In this post, we build a Streamlit application that extracts text from an image using Tesseract OCR and processes it with LLaMA Vision 3.2 (via Ollama) to produce Markdown-formatted text.
Before running the program, ensure you have the following Python modules installed:
pip install streamlit
pip install pytesseract
pip install Pillow
pip install requests
Also note that base64
, io
, and subprocess
are part of the Python standard library.
import streamlit as st
import subprocess
from PIL import Image
import pytesseract
import base64
This section imports the required modules for our application. We use Streamlit for the web interface, Pillow for image processing, pytesseract for OCR, subprocess to call the external Ollama command, and base64 for generating a download link.
st.title("OCR and Markdown Processing with LLaMA 3.2 Vision")
st.write("Upload an image to extract text via Tesseract OCR and process it with LLaMA Vision 3.2 for Markdown conversion.")
Here we define the title and brief description of the app that will be displayed on the web page.
uploaded_image = st.file_uploader("Upload Image", type=["jpg", "jpeg", "png"])
This widget allows users to upload an image file (JPG, JPEG, PNG) for processing.
if uploaded_image is not None:
image = Image.open(uploaded_image)
st.image(image, caption="Uploaded Image", use_container_width=True)
st.subheader("Extracted Text:")
extracted_text = pytesseract.image_to_string(image, lang="eng")
st.write(extracted_text)
After uploading, the image is displayed on the page. Then Tesseract OCR is used to extract text, which is shown as plain text below the image.
if st.button("Process Text with LLaMA 3.2"):
with st.spinner("Processing text with LLaMA 3.2..."):
try:
command = ["ollama", "run", "llama3.2-vision:11b", extracted_text]
result = subprocess.run(command, capture_output=True, text=True)
if result.returncode != 0:
st.error(f"Ollama Error: {result.stderr}")
else:
markdown_text = result.stdout.strip()
st.subheader("Processed Markdown Text:")
st.write(markdown_text)
# Provide a download link for the Markdown output
b64 = base64.b64encode(markdown_text.encode()).decode()

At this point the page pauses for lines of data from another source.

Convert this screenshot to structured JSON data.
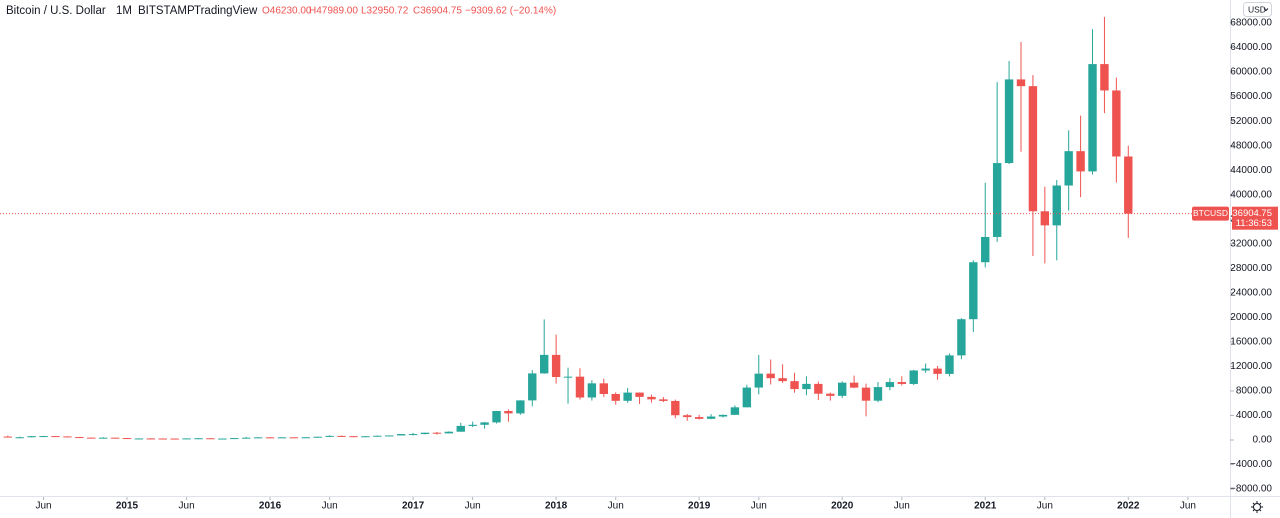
{
  "header": {
    "title": "Bitcoin / U.S. Dollar",
    "interval": "1M",
    "exchange": "BITSTAMP",
    "source": "TradingView",
    "ohlc": [
      "O46230.00",
      "H47989.00",
      "L32950.72",
      "C36904.75",
      "−9309.62 (−20.14%)"
    ],
    "currency": "USD"
  },
  "chart_data": {
    "type": "candlestick",
    "symbol": "BTCUSD",
    "countdown": "11:36:53",
    "up_color": "#26a69a",
    "down_color": "#ef5350",
    "grid": false,
    "x": [
      "2014-03",
      "2014-04",
      "2014-05",
      "2014-06",
      "2014-07",
      "2014-08",
      "2014-09",
      "2014-10",
      "2014-11",
      "2014-12",
      "2015-01",
      "2015-02",
      "2015-03",
      "2015-04",
      "2015-05",
      "2015-06",
      "2015-07",
      "2015-08",
      "2015-09",
      "2015-10",
      "2015-11",
      "2015-12",
      "2016-01",
      "2016-02",
      "2016-03",
      "2016-04",
      "2016-05",
      "2016-06",
      "2016-07",
      "2016-08",
      "2016-09",
      "2016-10",
      "2016-11",
      "2016-12",
      "2017-01",
      "2017-02",
      "2017-03",
      "2017-04",
      "2017-05",
      "2017-06",
      "2017-07",
      "2017-08",
      "2017-09",
      "2017-10",
      "2017-11",
      "2017-12",
      "2018-01",
      "2018-02",
      "2018-03",
      "2018-04",
      "2018-05",
      "2018-06",
      "2018-07",
      "2018-08",
      "2018-09",
      "2018-10",
      "2018-11",
      "2018-12",
      "2019-01",
      "2019-02",
      "2019-03",
      "2019-04",
      "2019-05",
      "2019-06",
      "2019-07",
      "2019-08",
      "2019-09",
      "2019-10",
      "2019-11",
      "2019-12",
      "2020-01",
      "2020-02",
      "2020-03",
      "2020-04",
      "2020-05",
      "2020-06",
      "2020-07",
      "2020-08",
      "2020-09",
      "2020-10",
      "2020-11",
      "2020-12",
      "2021-01",
      "2021-02",
      "2021-03",
      "2021-04",
      "2021-05",
      "2021-06",
      "2021-07",
      "2021-08",
      "2021-09",
      "2021-10",
      "2021-11",
      "2021-12",
      "2022-01"
    ],
    "open": [
      560,
      445,
      448,
      628,
      640,
      585,
      480,
      387,
      338,
      378,
      320,
      217,
      254,
      244,
      236,
      230,
      263,
      284,
      230,
      236,
      314,
      377,
      430,
      368,
      437,
      416,
      448,
      531,
      673,
      624,
      573,
      609,
      698,
      742,
      966,
      970,
      1190,
      1080,
      1350,
      2300,
      2480,
      2870,
      4730,
      4340,
      6460,
      10860,
      13880,
      10270,
      10330,
      6930,
      9240,
      7500,
      6390,
      7730,
      7030,
      6630,
      6370,
      4040,
      3740,
      3450,
      3830,
      4100,
      5330,
      8550,
      10820,
      10080,
      9600,
      8300,
      9150,
      7550,
      7200,
      9350,
      8540,
      6410,
      8630,
      9450,
      9140,
      11340,
      11650,
      10780,
      13800,
      19700,
      28990,
      33110,
      45160,
      58800,
      57700,
      37300,
      35000,
      41500,
      47100,
      43800,
      61300,
      57000,
      46230
    ],
    "high": [
      718,
      545,
      630,
      680,
      650,
      600,
      500,
      415,
      460,
      385,
      320,
      265,
      300,
      260,
      247,
      268,
      317,
      285,
      248,
      333,
      502,
      465,
      463,
      443,
      439,
      467,
      549,
      780,
      704,
      629,
      623,
      741,
      755,
      979,
      1165,
      1210,
      1300,
      1420,
      2800,
      3000,
      2950,
      4740,
      5000,
      6480,
      11400,
      19666,
      17180,
      11790,
      11700,
      9750,
      9990,
      7780,
      8490,
      7760,
      7410,
      7000,
      6590,
      4240,
      4110,
      4210,
      4140,
      5640,
      9000,
      13880,
      13130,
      12330,
      10950,
      10380,
      9520,
      7750,
      9580,
      10500,
      9190,
      9460,
      10080,
      10400,
      11440,
      12470,
      12070,
      14100,
      19870,
      29300,
      41950,
      58350,
      61800,
      64900,
      59500,
      41300,
      42400,
      50500,
      52900,
      67000,
      69000,
      59100,
      47989
    ],
    "low": [
      430,
      340,
      420,
      550,
      565,
      440,
      370,
      275,
      315,
      300,
      165,
      212,
      236,
      214,
      223,
      220,
      255,
      195,
      224,
      236,
      300,
      346,
      355,
      362,
      394,
      412,
      436,
      523,
      480,
      465,
      568,
      605,
      675,
      740,
      750,
      915,
      885,
      1070,
      1350,
      2100,
      1840,
      2700,
      2970,
      4100,
      5500,
      10800,
      9200,
      5920,
      6600,
      6430,
      7040,
      5760,
      6070,
      5880,
      6100,
      6180,
      3550,
      3130,
      3350,
      3390,
      3670,
      4090,
      5330,
      7450,
      9050,
      9330,
      7710,
      7300,
      6520,
      6430,
      6850,
      8440,
      3860,
      6150,
      8100,
      8900,
      8970,
      10950,
      9850,
      10370,
      13200,
      17600,
      28150,
      32300,
      45000,
      47000,
      30000,
      28800,
      29300,
      37400,
      39600,
      43300,
      53300,
      42000,
      32950.72
    ],
    "close": [
      445,
      448,
      628,
      640,
      585,
      480,
      387,
      338,
      378,
      320,
      217,
      254,
      244,
      236,
      230,
      263,
      284,
      230,
      236,
      314,
      377,
      430,
      368,
      437,
      416,
      448,
      531,
      673,
      624,
      573,
      609,
      698,
      742,
      966,
      970,
      1190,
      1080,
      1350,
      2300,
      2480,
      2870,
      4730,
      4340,
      6460,
      10860,
      13880,
      10270,
      10330,
      6930,
      9240,
      7500,
      6390,
      7730,
      7030,
      6630,
      6370,
      4040,
      3740,
      3450,
      3830,
      4100,
      5330,
      8550,
      10820,
      10080,
      9600,
      8300,
      9150,
      7550,
      7200,
      9350,
      8540,
      6410,
      8630,
      9450,
      9140,
      11340,
      11650,
      10780,
      13800,
      19700,
      28990,
      33110,
      45160,
      58800,
      57700,
      37300,
      35000,
      41500,
      47100,
      43800,
      61300,
      57000,
      46230,
      36904.75
    ],
    "ylim": [
      -10000,
      70000
    ],
    "yticks": [
      {
        "value": 68000,
        "label": "68000.00"
      },
      {
        "value": 64000,
        "label": "64000.00"
      },
      {
        "value": 60000,
        "label": "60000.00"
      },
      {
        "value": 56000,
        "label": "56000.00"
      },
      {
        "value": 52000,
        "label": "52000.00"
      },
      {
        "value": 48000,
        "label": "48000.00"
      },
      {
        "value": 44000,
        "label": "44000.00"
      },
      {
        "value": 40000,
        "label": "40000.00"
      },
      {
        "value": 36000,
        "label": "36000.00"
      },
      {
        "value": 32000,
        "label": "32000.00"
      },
      {
        "value": 28000,
        "label": "28000.00"
      },
      {
        "value": 24000,
        "label": "24000.00"
      },
      {
        "value": 20000,
        "label": "20000.00"
      },
      {
        "value": 16000,
        "label": "16000.00"
      },
      {
        "value": 12000,
        "label": "12000.00"
      },
      {
        "value": 8000,
        "label": "8000.00"
      },
      {
        "value": 4000,
        "label": "4000.00"
      },
      {
        "value": 0,
        "label": "0.00"
      },
      {
        "value": -4000,
        "label": "−4000.00"
      },
      {
        "value": -8000,
        "label": "−8000.00"
      }
    ],
    "xticks": [
      {
        "value": "2014-06",
        "label": "Jun"
      },
      {
        "value": "2015-01",
        "label": "2015"
      },
      {
        "value": "2015-06",
        "label": "Jun"
      },
      {
        "value": "2016-01",
        "label": "2016"
      },
      {
        "value": "2016-06",
        "label": "Jun"
      },
      {
        "value": "2017-01",
        "label": "2017"
      },
      {
        "value": "2017-06",
        "label": "Jun"
      },
      {
        "value": "2018-01",
        "label": "2018"
      },
      {
        "value": "2018-06",
        "label": "Jun"
      },
      {
        "value": "2019-01",
        "label": "2019"
      },
      {
        "value": "2019-06",
        "label": "Jun"
      },
      {
        "value": "2020-01",
        "label": "2020"
      },
      {
        "value": "2020-06",
        "label": "Jun"
      },
      {
        "value": "2021-01",
        "label": "2021"
      },
      {
        "value": "2021-06",
        "label": "Jun"
      },
      {
        "value": "2022-01",
        "label": "2022"
      },
      {
        "value": "2022-06",
        "label": "Jun"
      }
    ]
  }
}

download_link = f'Download Markdown File'
st.markdown(download_link, unsafe_allow_html=True)
except Exception as e:
st.error(f"Error during processing: {e}")
When the user clicks the button, the app sends the extracted text to the Ollama LLaMA 3.2 model for processing. The resulting Markdown text is then displayed and a download link is generated for the user to save the output.
import streamlit as st
import subprocess
from PIL import Image
import pytesseract
import base64
# Title and description
st.title("OCR and Markdown Processing with LLaMA 3.2 Vision")
st.write("Upload an image to extract text via Tesseract OCR and process it with LLaMA Vision 3.2 for Markdown conversion.")
# File uploader for image input
uploaded_image = st.file_uploader("Upload Image", type=["jpg", "jpeg", "png"])
if uploaded_image is not None:
# Open and display the uploaded image
image = Image.open(uploaded_image)
st.image(image, caption="Uploaded Image", use_container_width=True)
# Step 1: Perform OCR on the image using Tesseract
st.subheader("Extracted Text:")
extracted_text = pytesseract.image_to_string(image, lang="eng")
st.write(extracted_text)
# Step 2: Process the extracted text with Ollama LLaMA 3.2 for Markdown formatting
if st.button("Process Text with LLaMA 3.2"):
with st.spinner("Processing text with LLaMA 3.2..."):
try:
command = ["ollama", "run", "llama3.2-vision:11b", extracted_text]
result = subprocess.run(command, capture_output=True, text=True)
if result.returncode != 0:
st.error(f"Ollama Error: {result.stderr}")
else:
markdown_text = result.stdout.strip()
st.subheader("Processed Markdown Text:")
st.write(markdown_text)
# Provide a download link for the Markdown output
b64 = base64.b64encode(markdown_text.encode()).decode()
download_link = f'Download Markdown File'
st.markdown(download_link, unsafe_allow_html=True)
except Exception as e:
st.error(f"Error during processing: {e}")
This is the complete code for the Streamlit application.
streamlit run image2markdown.py
Open your terminal, navigate to the project directory, and run the command above.
Once the app starts, view it in your browser:
Local URL: http://localhost:8501
Network URL: http://192.168.1.11:8501
This application demonstrates how to integrate Tesseract OCR with the Ollama LLaMA 3.2 Vision model using Streamlit. By uploading an image, extracting text from it, and processing that text into Markdown, the app showcases a powerful combination of computer vision and natural language processing techniques in an easy-to-use web interface.